I believe we can curtail the runaway partisanship that is undermining our republic. For example, appointing a new justice to the supreme court is one of the most viciously partisan processes we have. But suppose we amended the constitution to make that process a lottery from a small pool of pre-confirmed justices with equal numbers of individuals from both parties. In this way, we'd never have less than nine justices on the court and maintenance of that pool could be patiently thorough and very graciously bipartisan.

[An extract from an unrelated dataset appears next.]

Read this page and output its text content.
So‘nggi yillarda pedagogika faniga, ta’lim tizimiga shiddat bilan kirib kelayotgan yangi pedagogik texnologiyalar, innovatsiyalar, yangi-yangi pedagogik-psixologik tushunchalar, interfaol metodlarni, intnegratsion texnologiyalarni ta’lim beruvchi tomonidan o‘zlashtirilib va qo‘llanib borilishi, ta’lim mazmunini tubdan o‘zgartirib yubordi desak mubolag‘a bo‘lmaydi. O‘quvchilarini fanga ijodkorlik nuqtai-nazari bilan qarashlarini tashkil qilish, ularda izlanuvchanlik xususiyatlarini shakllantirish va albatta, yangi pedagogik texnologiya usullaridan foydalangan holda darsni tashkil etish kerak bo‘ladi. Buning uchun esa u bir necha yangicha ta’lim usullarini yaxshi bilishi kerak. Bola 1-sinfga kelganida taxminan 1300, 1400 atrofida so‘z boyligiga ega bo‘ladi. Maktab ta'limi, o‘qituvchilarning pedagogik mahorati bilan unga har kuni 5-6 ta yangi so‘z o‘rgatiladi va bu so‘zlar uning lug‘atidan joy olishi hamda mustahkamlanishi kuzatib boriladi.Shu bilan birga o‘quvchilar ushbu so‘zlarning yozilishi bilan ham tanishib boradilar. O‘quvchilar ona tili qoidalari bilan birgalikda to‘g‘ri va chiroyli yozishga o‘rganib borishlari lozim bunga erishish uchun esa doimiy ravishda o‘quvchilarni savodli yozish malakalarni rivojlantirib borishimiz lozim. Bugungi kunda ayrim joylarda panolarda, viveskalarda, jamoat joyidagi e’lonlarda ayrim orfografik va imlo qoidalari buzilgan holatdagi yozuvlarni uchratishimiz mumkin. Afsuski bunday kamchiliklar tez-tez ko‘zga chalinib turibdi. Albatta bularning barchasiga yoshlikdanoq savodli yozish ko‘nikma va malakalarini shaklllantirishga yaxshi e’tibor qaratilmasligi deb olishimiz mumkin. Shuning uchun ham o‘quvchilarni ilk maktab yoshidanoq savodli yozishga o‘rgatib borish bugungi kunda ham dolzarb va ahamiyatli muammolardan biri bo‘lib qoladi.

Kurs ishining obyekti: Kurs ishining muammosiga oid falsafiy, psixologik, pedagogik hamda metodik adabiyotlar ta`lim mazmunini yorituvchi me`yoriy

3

In a similar vein, the redistricting process should be updated to prevent gerrymandering altogether. But most of all, the longstanding strategy of exploiting ambiguities in the rules of governance to advantage one party or disadvantage the other is an abrogation of one's oath, a gross betrayal of the public's trust, and deadly cancer to our republic. Congress must rise above these dirty tricks and resist the temptation to engage in partisan sabotage in all things. It makes a nasty game out of what is actually a sacred honor.